Me encontrei com ele algumas vezes nessa época, anos 80, começo dos 90, antes, durante e depois de trabalhar com a Animal. Não é exagero dizer que ele foi muito importante para minha carreira. Talvez seja exagero dizer que eu tenho uma ‘carreira’ mas seja lá o que eu fiz nesses últimos 30 anos, ele com certeza foi uma figura importante e o Toninho merece um lugar de respeito nessa história.
Ele já era importante para mim mesmo antes de conhecê-lo porque a Circo publicou uma coleção muito importante de livros de cartum e quadrinhos brasileiros que eu devorei (tanto os trabalhos dos cartunistas quanto o design e edição, porque eram livros muito bem cuidados, nos quais os autores eram tratados com respeito irreverente e criatividade) antes de começar a devorar as revistas no momento em que a Circo invadiu as bancas com as revistas de Angeli, Luis Gê, Laerte e Glauco.
E antes disso tudo, ele era o cara por trás do Versus, outra referência para quem cresceu nos anos 70 absorvendo tudo que fosse possível em termos de revistas, jornais e livros. Eu queria saber fazer o que ele fazia, montar uma página, editar etc. Ele tinha muito orgulho do que fazia e tinha que ter mesmo. Quando conversava comigo ele gostava de chamar a atenção para algum detalhe de diagramação, alguma ideia brilhante, para seu processo criativo e eu gostava de escutar. Prestava atenção. Aprendi com ele através dessas conversas e lendo e estudando o que ele editou.
Acima de tudo que ele podia e sabia fazer, dos projetos que saiam daquela cabeça, ele tinha uma empolgação que era um antídoto para minha timidez. Ele pegava os desenhos que eu levava para publicar no JAM (encarte da ‘Chiclete com Banana’) e parecia que ele tinha descoberto um baú cheio de esmeraldas. Ele devia fazer assim com todo mundo que levava desenhos para ele mas, na época, os elogios dele eram motivo de orgulho pessoal. E também não importa se meus desenhos tivessem ou não tratamento especial, o que eu acho importante hoje quando eu me lembro disso era a empolgação de um editor pelo trabalho que ele publica, genuína e sem disfarce, com aquele bigodinho e voz estragada.
Depois da era de ouro da Circo, mais ou menos o fim das bancas para nós, pequenos mortais, ele não desistiu, fez ainda um monte de coisa, algumas eu nunca vi, já que eu larguei a escola pela metade sem me formar e fui fazer outros cursos e não acompanhei tão de perto essa produção.
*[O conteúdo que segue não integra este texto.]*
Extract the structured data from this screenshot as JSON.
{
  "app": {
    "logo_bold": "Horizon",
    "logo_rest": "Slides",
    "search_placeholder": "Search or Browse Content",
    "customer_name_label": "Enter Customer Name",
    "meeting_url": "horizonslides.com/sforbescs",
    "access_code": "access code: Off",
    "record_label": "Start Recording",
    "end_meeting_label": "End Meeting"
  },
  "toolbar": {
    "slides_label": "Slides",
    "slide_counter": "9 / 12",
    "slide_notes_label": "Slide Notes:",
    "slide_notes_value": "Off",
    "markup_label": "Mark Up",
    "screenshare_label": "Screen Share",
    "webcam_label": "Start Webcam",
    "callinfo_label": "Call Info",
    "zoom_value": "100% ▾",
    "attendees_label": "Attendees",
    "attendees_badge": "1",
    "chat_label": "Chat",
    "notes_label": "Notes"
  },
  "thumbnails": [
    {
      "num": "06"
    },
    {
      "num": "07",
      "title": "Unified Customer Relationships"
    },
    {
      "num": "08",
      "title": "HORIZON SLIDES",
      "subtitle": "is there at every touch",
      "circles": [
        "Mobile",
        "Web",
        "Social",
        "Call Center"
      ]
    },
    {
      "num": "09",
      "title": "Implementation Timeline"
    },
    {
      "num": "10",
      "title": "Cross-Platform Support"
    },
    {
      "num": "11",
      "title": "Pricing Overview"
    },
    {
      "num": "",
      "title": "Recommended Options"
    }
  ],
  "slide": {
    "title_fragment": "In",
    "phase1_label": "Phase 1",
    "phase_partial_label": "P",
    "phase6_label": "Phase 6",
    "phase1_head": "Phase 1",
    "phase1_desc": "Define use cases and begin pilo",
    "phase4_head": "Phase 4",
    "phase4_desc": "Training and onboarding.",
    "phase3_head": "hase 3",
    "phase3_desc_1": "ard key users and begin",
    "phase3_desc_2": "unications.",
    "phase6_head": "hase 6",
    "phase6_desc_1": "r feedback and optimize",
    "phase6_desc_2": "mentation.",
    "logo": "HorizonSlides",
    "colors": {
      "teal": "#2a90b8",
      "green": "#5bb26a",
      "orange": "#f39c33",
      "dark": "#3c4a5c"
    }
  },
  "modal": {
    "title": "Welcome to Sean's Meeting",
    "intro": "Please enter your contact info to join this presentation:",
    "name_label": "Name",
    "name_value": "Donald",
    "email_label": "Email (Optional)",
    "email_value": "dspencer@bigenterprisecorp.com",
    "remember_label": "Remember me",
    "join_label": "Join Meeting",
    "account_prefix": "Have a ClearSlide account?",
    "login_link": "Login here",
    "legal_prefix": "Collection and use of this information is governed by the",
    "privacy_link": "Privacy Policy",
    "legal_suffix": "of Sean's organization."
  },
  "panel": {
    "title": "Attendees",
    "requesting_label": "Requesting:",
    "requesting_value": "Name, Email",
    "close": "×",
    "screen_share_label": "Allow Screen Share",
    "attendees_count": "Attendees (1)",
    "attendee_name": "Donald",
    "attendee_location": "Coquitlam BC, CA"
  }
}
Parece que ele tinha um eterno projeto de revista de humor e quadrinhos na manga, pronto para mostrar a quem quisesse ou não. Essa insistência é a prova da esperança que não morria nele, mesmo que o corpo já estivesse meio surrado. Ele foi embora com vários projetos na gaveta e na cachola e que nunca vamos conhecer. É uma pena. Não apenas pelas ideias que não vamos ver mas principalmente pela esperança dele que se vai. Justo agora.